Qu’il me soit ici permis de rendre hommage au dévouement, à la largeur d’esprit, au
désir de dialogue et au travail acharné de tous les membres de cette Commission.Chacun dans sa spécialité a donné le meilleur de lui même, tout en accueillant les
opinions des autres. C’est ce respect mutuel des diversités qui a enrichi les
discussions et fait mûrir la réflexion. C’est lui qui a permis d’élaborer des
propositions constructives qui se veulent à la fois ambitieuses et réalistes.
La mission confiée par le Garde des Sceaux avait été précédée par le rapport
« Couple, filiation aujourd’hui » d’Irène Théry. C’est donc sur un terrain bien balisé
que la commission s’engageait. L’apport précieux de cette réflexion ne doit pas être
oublié.
La Commission a bénéficié des enseignements tirés des nombreuses auditions
auxquelles elle a procédé. C’est l’ensemble de ces opinions et de ces demandes qui
a formé la matière de ses réflexions, puis de ses propositions. Elle tient à remercier
très vivement tous ceux qui sont venus lui exposer leur vision de la famille, et
notamment les experts qui lui ont remis des travaux particulièrement précieux.

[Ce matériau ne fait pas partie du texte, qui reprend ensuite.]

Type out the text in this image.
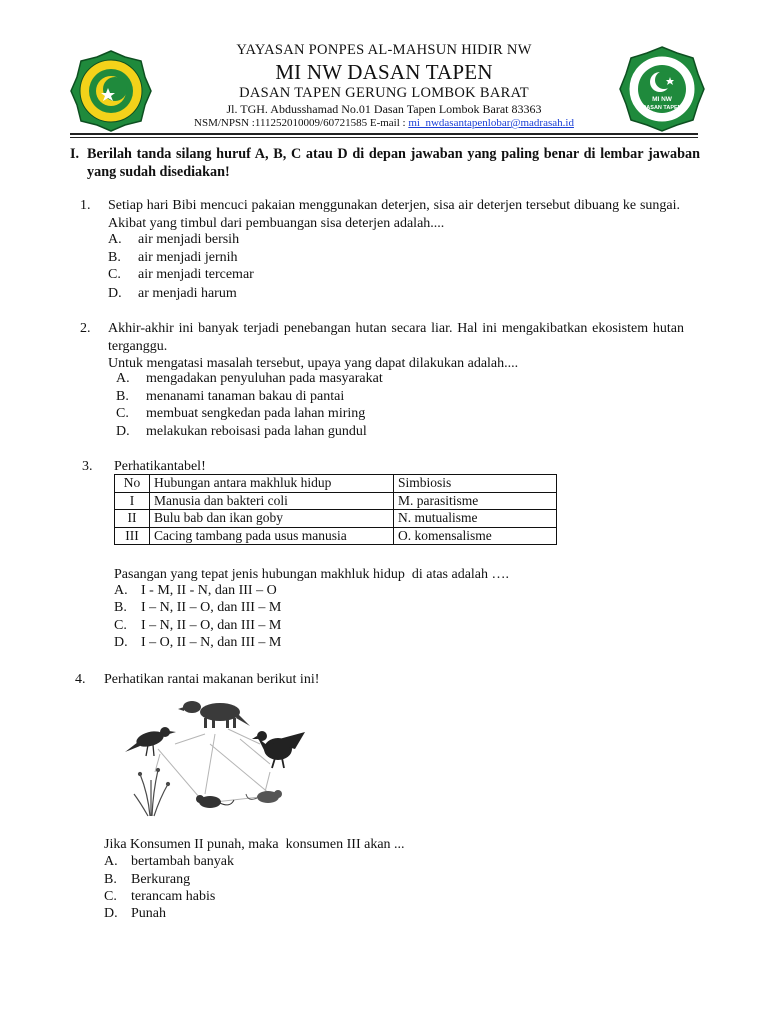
YAYASAN PONPES AL-MAHSUN HIDIR NW
MI NW DASAN TAPEN
DASAN TAPEN GERUNG LOMBOK BARAT
Jl. TGH. Abdusshamad No.01 Dasan Tapen Lombok Barat 83363
NSM/NPSN :111252010009/60721585 E-mail : mi_nwdasantapenlobar@madrasah.id
MI NW
DASAN TAPEN
I. Berilah tanda silang huruf A, B, C atau D di depan jawaban yang paling benar di lembar jawaban yang sudah disediakan!
1. Setiap hari Bibi mencuci pakaian menggunakan deterjen, sisa air deterjen tersebut dibuang ke sungai. Akibat yang timbul dari pembuangan sisa deterjen adalah....
A. air menjadi bersih
B. air menjadi jernih
C. air menjadi tercemar
D. ar menjadi harum
2. Akhir-akhir ini banyak terjadi penebangan hutan secara liar. Hal ini mengakibatkan ekosistem hutan terganggu.
Untuk mengatasi masalah tersebut, upaya yang dapat dilakukan adalah....
A. mengadakan penyuluhan pada masyarakat
B. menanami tanaman bakau di pantai
C. membuat sengkedan pada lahan miring
D. melakukan reboisasi pada lahan gundul
3. Perhatikantabel!
No	Hubungan antara makhluk hidup	Simbiosis
I	Manusia dan bakteri coli	M. parasitisme
II	Bulu bab dan ikan goby	N. mutualisme
III	Cacing tambang pada usus manusia	O. komensalisme
Pasangan yang tepat jenis hubungan makhluk hidup  di atas adalah ….
A. I - M, II - N, dan III – O
B. I – N, II – O, dan III – M
C. I – N, II – O, dan III – M
D. I – O, II – N, dan III – M
4. Perhatikan rantai makanan berikut ini!
Jika Konsumen II punah, maka  konsumen III akan ...
A. bertambah banyak
B. Berkurang
C. terancam habis
D. Punah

La Direction des Affaires civiles du Ministère de la Justice a apporté un concours
efficace et particulièrement attentionné, tant au regard des besoins matériels que par
sa participation suivie aux travaux du groupe. Qu’elle en soit également remerciée.
Enfin, ce rapport n’aurait pu être réalisé sans la participation compétente, inventive
et active de Nicole Bilger et Marianne Schulz, et de Brigitte Pichon, qui en a assuré
la mise en page.
Cette étape est aujourd’hui achevée. Sur de nombreux points, la Commission aurait
encore pu affiner sa doctrine, préciser ses positions, améliorer le consensus en son
sein. Cela n’aurait sans doute pas été très utile, car d’autres instances doivent
maintenant relayer ses débats. Les dossiers sont ouverts, des solutions suggérées.
Sur ces questions de société, c’est à la société dans son ensemble de prendre parti.
Françoise DEKEUWER DEFOSSEZ
INTRODUCTION
I Pourquoi réformer le droit de la famille ?
Pourquoi modifier le droit de la famille? Pour certains, une réforme globale serait
inopportune ; en effet, le droit de la famille a déjà fait l’objet d’une refonte, par une
série de lois qui se sont échelonnées de manière continue depuis 1964. De plus, les
textes votés entre 1964 et 1975 forment une oeuvre d’ensemble effectuée à partir de
travaux doctrinaux dont la qualité a été unanimement saluée. Remettre en chantier
des textes aussi récents peut paraître inutile et déstabilisant.
Pourtant, un véritable besoin social existe, exprimé dans la lettre de mission, qui
demande au groupe de travail de “tenir compte juridiquement de l’évolution des faits”
pour éviter “que ne se creuse un fossé entre les aspirations de nos concitoyens et le
droit”. La lettre de mission donne, pour le droit civil de la famille, une suite auRapport « Couple, Filiation et parenté aujourd’hui », rédigé par Irène Théry à la
demande conjointe de la Ministre de l’Emploi et de la Solidarité et du Garde des
Sceaux. Préalable à ses travaux, le Rapport Théry a été la base sociologique et le
point de départ des réflexions de la Commission ; elle a ainsi pu se consacrer au
strict domaine du droit civil, puisque le contexte de la situation socio économique
justifiant les réformes avait préalablement été décrit.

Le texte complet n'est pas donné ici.